Assim que terminamos de ver o primeiro andar, subimos para o segundo.
Neste andar havia uma sala idêntica a primeira, mas com terraço com uma mesa branca de ferro e quatro cadeiras.
Os quartos eram todos clean. Mas um dos quartos tinha algo que chamou minha atenção.
Além dos castiçais bronze, havia uma pequena fonte dourada, com a escultura de um anjo no pequeno terraço do quarto.
Quando entrei, pensei estar só revendo algo que fez parte de mim e não algo novo.
Pensei que deveria ser impressão, já que me apaixonei pela casa a primeira vista.
Alvaro percebeu minha cara de satisfação ao andar pelo quarto e sorriu.
- Este quarto não faz com que queiramos ficar nele? - Perguntou olhando para o terraço.
- Sim. É muito acolhedor. - Respondi passando a mão pelo castiçal. - Seu contrato está pronto. Precisamos ir a cidade. - Mudei de assunto ao vê-lo encarar-me.

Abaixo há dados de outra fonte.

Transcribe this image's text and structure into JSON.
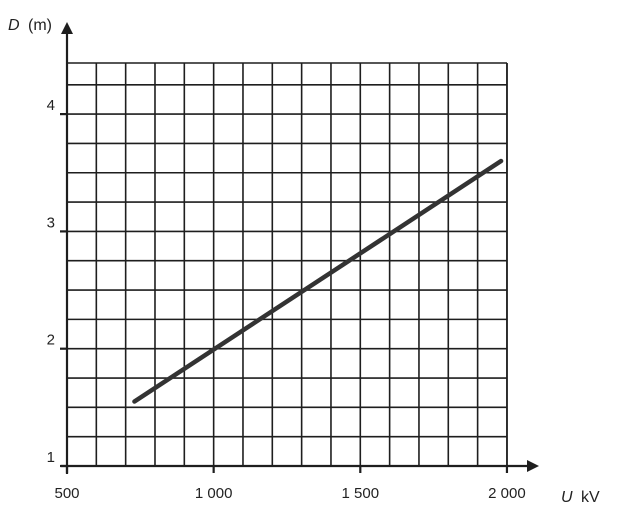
{
  "chart_data": {
    "type": "line",
    "xlabel_var": "U",
    "xlabel_unit": "kV",
    "ylabel_var": "D",
    "ylabel_unit": "(m)",
    "x_ticks": [
      {
        "value": 500,
        "label": "500"
      },
      {
        "value": 1000,
        "label": "1 000"
      },
      {
        "value": 1500,
        "label": "1 500"
      },
      {
        "value": 2000,
        "label": "2 000"
      }
    ],
    "y_ticks": [
      {
        "value": 1,
        "label": "1"
      },
      {
        "value": 2,
        "label": "2"
      },
      {
        "value": 3,
        "label": "3"
      },
      {
        "value": 4,
        "label": "4"
      }
    ],
    "xlim": [
      500,
      2000
    ],
    "ylim": [
      1,
      4.3
    ],
    "grid": true,
    "grid_x_step": 100,
    "grid_y_step": 0.25,
    "series": [
      {
        "x": [
          730,
          1980
        ],
        "y": [
          1.55,
          3.6
        ],
        "color": "#333333"
      }
    ]
  }
}
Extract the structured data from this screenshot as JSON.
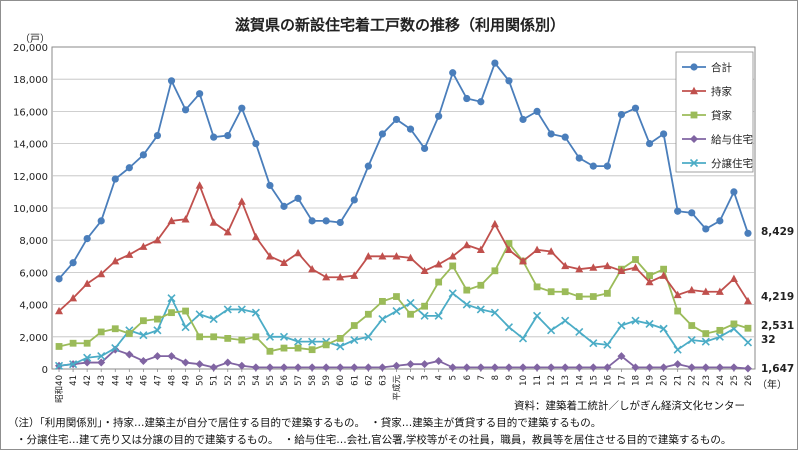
{
  "chart_data": {
    "type": "line",
    "title": "滋賀県の新設住宅着工戸数の推移（利用関係別）",
    "ylabel": "（戸）",
    "xlabel": "（年）",
    "ylim": [
      0,
      20000
    ],
    "yticks": [
      0,
      2000,
      4000,
      6000,
      8000,
      10000,
      12000,
      14000,
      16000,
      18000,
      20000
    ],
    "ytick_labels": [
      "0",
      "2,000",
      "4,000",
      "6,000",
      "8,000",
      "10,000",
      "12,000",
      "14,000",
      "16,000",
      "18,000",
      "20,000"
    ],
    "grid": true,
    "legend_position": "top-right",
    "categories": [
      "昭和40",
      "41",
      "42",
      "43",
      "44",
      "45",
      "46",
      "47",
      "48",
      "49",
      "50",
      "51",
      "52",
      "53",
      "54",
      "55",
      "56",
      "57",
      "58",
      "59",
      "60",
      "61",
      "62",
      "63",
      "平成元",
      "2",
      "3",
      "4",
      "5",
      "6",
      "7",
      "8",
      "9",
      "10",
      "11",
      "12",
      "13",
      "14",
      "15",
      "16",
      "17",
      "18",
      "19",
      "20",
      "21",
      "22",
      "23",
      "24",
      "25",
      "26"
    ],
    "series": [
      {
        "name": "合計",
        "color": "#4a7ebb",
        "marker": "circle",
        "values": [
          5600,
          6600,
          8100,
          9200,
          11800,
          12500,
          13300,
          14500,
          17900,
          16100,
          17100,
          14400,
          14500,
          16200,
          14000,
          11400,
          10100,
          10600,
          9200,
          9200,
          9100,
          10500,
          12600,
          14600,
          15500,
          14900,
          13700,
          15700,
          18400,
          16800,
          16600,
          19000,
          17900,
          15500,
          16000,
          14600,
          14400,
          13100,
          12600,
          12600,
          15800,
          16200,
          14000,
          14600,
          9800,
          9700,
          8700,
          9200,
          11000,
          8429
        ],
        "end_label": "8,429"
      },
      {
        "name": "持家",
        "color": "#c0504d",
        "marker": "triangle",
        "values": [
          3600,
          4400,
          5300,
          5900,
          6700,
          7100,
          7600,
          8000,
          9200,
          9300,
          11400,
          9100,
          8500,
          10400,
          8200,
          7000,
          6600,
          7200,
          6200,
          5700,
          5700,
          5800,
          7000,
          7000,
          7000,
          6900,
          6100,
          6500,
          7000,
          7700,
          7400,
          9000,
          7400,
          6700,
          7400,
          7300,
          6400,
          6200,
          6300,
          6400,
          6100,
          6300,
          5400,
          5800,
          4600,
          4900,
          4800,
          4800,
          5600,
          4219
        ],
        "end_label": "4,219"
      },
      {
        "name": "貸家",
        "color": "#9bbb59",
        "marker": "square",
        "values": [
          1400,
          1600,
          1600,
          2300,
          2500,
          2200,
          3000,
          3100,
          3500,
          3600,
          2000,
          2000,
          1900,
          1800,
          2000,
          1100,
          1300,
          1300,
          1200,
          1500,
          1900,
          2700,
          3400,
          4200,
          4500,
          3400,
          3900,
          5400,
          6400,
          4900,
          5200,
          6100,
          7800,
          6700,
          5100,
          4800,
          4800,
          4500,
          4500,
          4700,
          6200,
          6800,
          5800,
          6200,
          3600,
          2700,
          2200,
          2400,
          2800,
          2531
        ],
        "end_label": "2,531"
      },
      {
        "name": "給与住宅",
        "color": "#8064a2",
        "marker": "diamond",
        "values": [
          200,
          300,
          400,
          400,
          1200,
          900,
          500,
          800,
          800,
          400,
          300,
          100,
          400,
          200,
          100,
          100,
          100,
          100,
          100,
          100,
          100,
          100,
          100,
          100,
          200,
          300,
          300,
          500,
          100,
          100,
          100,
          100,
          100,
          100,
          100,
          100,
          100,
          100,
          100,
          100,
          800,
          100,
          100,
          100,
          300,
          100,
          100,
          100,
          100,
          32
        ],
        "end_label": "32"
      },
      {
        "name": "分譲住宅",
        "color": "#4bacc6",
        "marker": "x",
        "values": [
          200,
          300,
          700,
          800,
          1300,
          2400,
          2100,
          2400,
          4400,
          2600,
          3400,
          3100,
          3700,
          3700,
          3500,
          2000,
          2000,
          1700,
          1700,
          1700,
          1400,
          1800,
          2000,
          3100,
          3600,
          4100,
          3300,
          3300,
          4700,
          4000,
          3700,
          3500,
          2600,
          1900,
          3300,
          2400,
          3000,
          2300,
          1600,
          1500,
          2700,
          3000,
          2800,
          2500,
          1200,
          1800,
          1700,
          2000,
          2500,
          1647
        ],
        "end_label": "1,647"
      }
    ]
  },
  "footer": {
    "source": "資料：建築着工統計／しがぎん経済文化センター",
    "note_line1": "（注）「利用関係別」・持家…建築主が自分で居住する目的で建築するもの。　・貸家…建築主が賃貸する目的で建築するもの。",
    "note_line2": "・分譲住宅…建て売り又は分譲の目的で建築するもの。　・給与住宅…会社,官公署,学校等がその社員，職員，教員等を居住させる目的で建築するもの。"
  }
}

- Podemos ir amanhã. Gostaria de curtir a casa hoje. Você me dará a honra de hospedá-la aqui, não vai? - Indagou olhando-me diretamente nos olhos.

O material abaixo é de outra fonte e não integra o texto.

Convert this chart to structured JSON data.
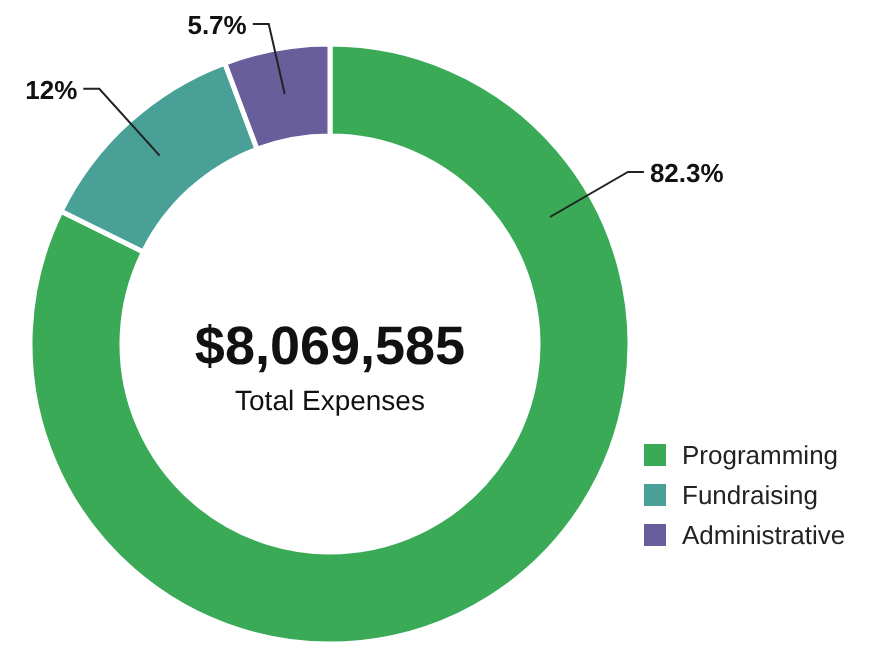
{
  "chart_data": {
    "type": "donut",
    "categories": [
      "Programming",
      "Fundraising",
      "Administrative"
    ],
    "values": [
      82.3,
      12,
      5.7
    ],
    "colors": [
      "#3aaa57",
      "#48a096",
      "#685e9c"
    ],
    "value_labels": [
      "82.3%",
      "12%",
      "5.7%"
    ],
    "annotations": [
      "$8,069,585",
      "Total Expenses"
    ],
    "legend": "bottom right"
  }
}
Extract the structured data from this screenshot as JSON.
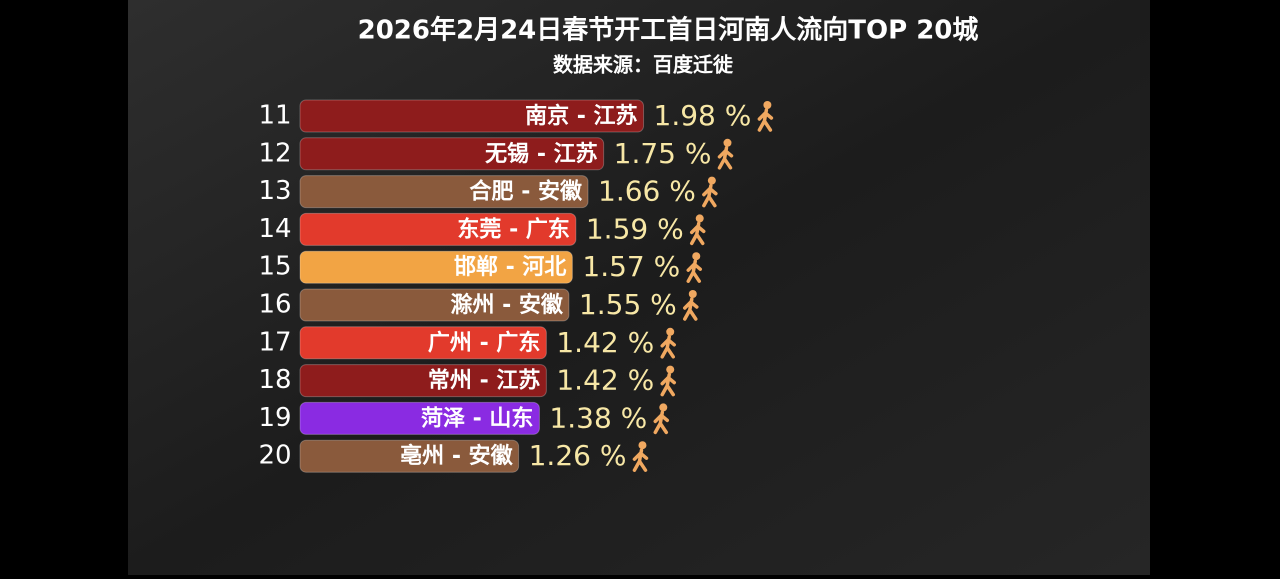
{
  "chart_data": {
    "type": "bar",
    "orientation": "horizontal",
    "title": "2026年2月24日春节开工首日河南人流向TOP 20城",
    "subtitle": "数据来源：百度迁徙",
    "ranks": [
      11,
      12,
      13,
      14,
      15,
      16,
      17,
      18,
      19,
      20
    ],
    "categories": [
      "南京 - 江苏",
      "无锡 - 江苏",
      "合肥 - 安徽",
      "东莞 - 广东",
      "邯郸 - 河北",
      "滁州 - 安徽",
      "广州 - 广东",
      "常州 - 江苏",
      "菏泽 - 山东",
      "亳州 - 安徽"
    ],
    "values": [
      1.98,
      1.75,
      1.66,
      1.59,
      1.57,
      1.55,
      1.42,
      1.42,
      1.38,
      1.26
    ],
    "value_labels": [
      "1.98 %",
      "1.75 %",
      "1.66 %",
      "1.59 %",
      "1.57 %",
      "1.55 %",
      "1.42 %",
      "1.42 %",
      "1.38 %",
      "1.26 %"
    ],
    "colors": [
      "#8e1c1c",
      "#8e1c1c",
      "#8a5a3c",
      "#e23a2c",
      "#f2a444",
      "#8a5a3c",
      "#e23a2c",
      "#8e1c1c",
      "#8a2be2",
      "#8a5a3c"
    ]
  }
}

- Creio que não terei escolha. - Constatei ao vê-lo sorrir.
- É isso ai. De que adianta ter uma casa enorme desta, com quase vinte quartos e não poder hospedar ninguém. - Desabafou.
- É só transformar essa fazenda em um hotel fazenda. Vai conseguir hospedar muita gente. - Brinquei.

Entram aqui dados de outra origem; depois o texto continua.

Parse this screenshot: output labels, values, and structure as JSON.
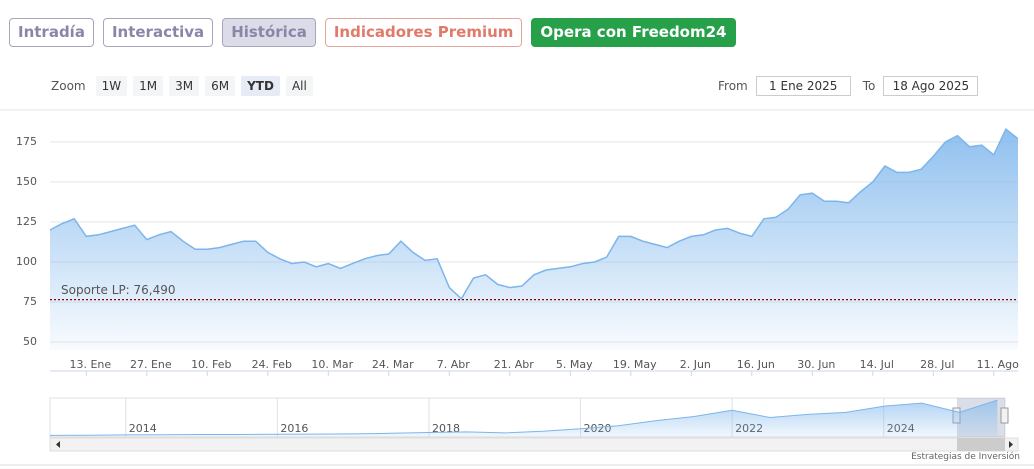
{
  "tabs": [
    "Intradía",
    "Interactiva",
    "Histórica",
    "Indicadores Premium",
    "Opera con Freedom24"
  ],
  "zoom": {
    "label": "Zoom",
    "buttons": [
      "1W",
      "1M",
      "3M",
      "6M",
      "YTD",
      "All"
    ]
  },
  "range": {
    "from_label": "From",
    "from": "1 Ene 2025",
    "to_label": "To",
    "to": "18 Ago 2025"
  },
  "footer": "Estrategias de Inversión",
  "chart_data": [
    {
      "type": "area",
      "color": "#7cb5ec",
      "categories": [
        null,
        null,
        null,
        "13. Ene",
        null,
        null,
        null,
        null,
        "27. Ene",
        null,
        null,
        null,
        null,
        "10. Feb",
        null,
        null,
        null,
        null,
        "24. Feb",
        null,
        null,
        null,
        null,
        "10. Mar",
        null,
        null,
        null,
        null,
        "24. Mar",
        null,
        null,
        null,
        null,
        "7. Abr",
        null,
        null,
        null,
        null,
        "21. Abr",
        null,
        null,
        null,
        null,
        "5. May",
        null,
        null,
        null,
        null,
        "19. May",
        null,
        null,
        null,
        null,
        "2. Jun",
        null,
        null,
        null,
        null,
        "16. Jun",
        null,
        null,
        null,
        null,
        "30. Jun",
        null,
        null,
        null,
        null,
        "14. Jul",
        null,
        null,
        null,
        null,
        "28. Jul",
        null,
        null,
        null,
        null,
        "11. Ago",
        null,
        null
      ],
      "values": [
        120,
        124,
        127,
        116,
        117,
        119,
        121,
        123,
        114,
        117,
        119,
        113,
        108,
        108,
        109,
        111,
        113,
        113,
        106,
        102,
        99,
        100,
        97,
        99,
        96,
        99,
        102,
        104,
        105,
        113,
        106,
        101,
        102,
        84,
        77,
        90,
        92,
        86,
        84,
        85,
        92,
        95,
        96,
        97,
        99,
        100,
        103,
        116,
        116,
        113,
        111,
        109,
        113,
        116,
        117,
        120,
        121,
        118,
        116,
        127,
        128,
        133,
        142,
        143,
        138,
        138,
        137,
        144,
        150,
        160,
        156,
        156,
        158,
        166,
        175,
        179,
        172,
        173,
        167,
        183,
        177
      ],
      "ylim": [
        45,
        195
      ],
      "yticks": [
        50,
        75,
        100,
        125,
        150,
        175
      ],
      "grid": true,
      "annotation": {
        "label": "Soporte LP: 76,490",
        "value": 76.49,
        "color": "#8b0000"
      }
    },
    {
      "type": "area",
      "color": "#7cb5ec",
      "x": [
        2013,
        2013.5,
        2014,
        2014.5,
        2015,
        2015.5,
        2016,
        2016.5,
        2017,
        2017.5,
        2018,
        2018.5,
        2019,
        2019.5,
        2020,
        2020.5,
        2021,
        2021.5,
        2022,
        2022.5,
        2023,
        2023.5,
        2024,
        2024.5,
        2025,
        2025.5
      ],
      "values": [
        8,
        9,
        10,
        11,
        12,
        12,
        13,
        14,
        15,
        18,
        22,
        25,
        20,
        28,
        40,
        55,
        80,
        100,
        130,
        95,
        110,
        120,
        150,
        165,
        120,
        180
      ],
      "xlim": [
        2013,
        2025.6
      ],
      "ylim": [
        0,
        190
      ],
      "xticks": [
        2014,
        2016,
        2018,
        2020,
        2022,
        2024
      ]
    }
  ]
}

- Engraçadinha- Respondeu fazendo careta.
Estávamos descendo as escadas e voltando para a sala central. Sentei no grande sofá ao lado do piano e ficamos conversando por algumas horas sobre diversos assuntos.
Nem percebemos que o sol havia se posto.
Minha pequena mal estava no carro. Fui até ele e a peguei. Por mais estranho que fosse aceitar o convite de Alvaro, não sentia medo, nem desconforto. Pelo contrário, era como se eu o conhecesse a anos.
Depois de colocar a mala no quarto principal, no qual Alvaro fez questão que eu ficasse, tomei um banho de banheira, me troquei e desci.
Alvaro já me aguardava. Normalmente homens são mais rápidos que mulheres, nada demais.
- Você está linda! - Disse ao me ver de vestido verde escuro, soltinho no corpo e um pouco acima do joelho. Coloquei uma sandália sem salto, para completar o look despojado e menininha, como dizia minha irmã Helena quando me via usar esse vestido.
- Obrigada. - Agradeci sorrindo.
- Vamos jantar? - Perguntou.
- Não via a hora de escutar isso. Estou faminta. Já aviso de anti mão que como de verdade viu. Não sou dessas magras que comem como passarinho. Sou magra de ruim mesmo. - Confessei antes que ele percebesse que sou quase uma passa fome.
- Adoro mulher de apetite, sem frescuras. - Respondeu sorrindo satisfeito.
Entramos no carro e fomos a um restaurante na cidade próxima da fazenda.
O restaurante era bem simples, comidinha caseira e tipicamente mineira. Arroz, couve refogada, carne de porco, torresmo, feijão gordo. Quase me enfartei de tanto comer. Agradeci a Deus por ter ido de vestido, pois ficaria muito feio abrir os botões da calça para conseguir respirar. Cheguei a esboçar um sorriso sem querer do que pensava. O fazendo me encarar divertido.
- O que está pensando hein? - Indagou divertido.
- Se eu te falar vai me achar louca. - Disse rindo.
- Prometo não te julgar. - Falou colocando a mão por cima da minha. Deixando-me sem graça.
- Deixa pra lá. Acho que já comemos muito. Estou cansada. Depois de comer como comemos, o melhor é dormir para digerir.
- Verdade. Vou pagar e te encontro no carro. - Ele falou meio sem jeito.
Assim que pagou, ele entrou no carro e fomos para a casa dele.
Não tenho medo dele, tenho medo do que sinto perto dele.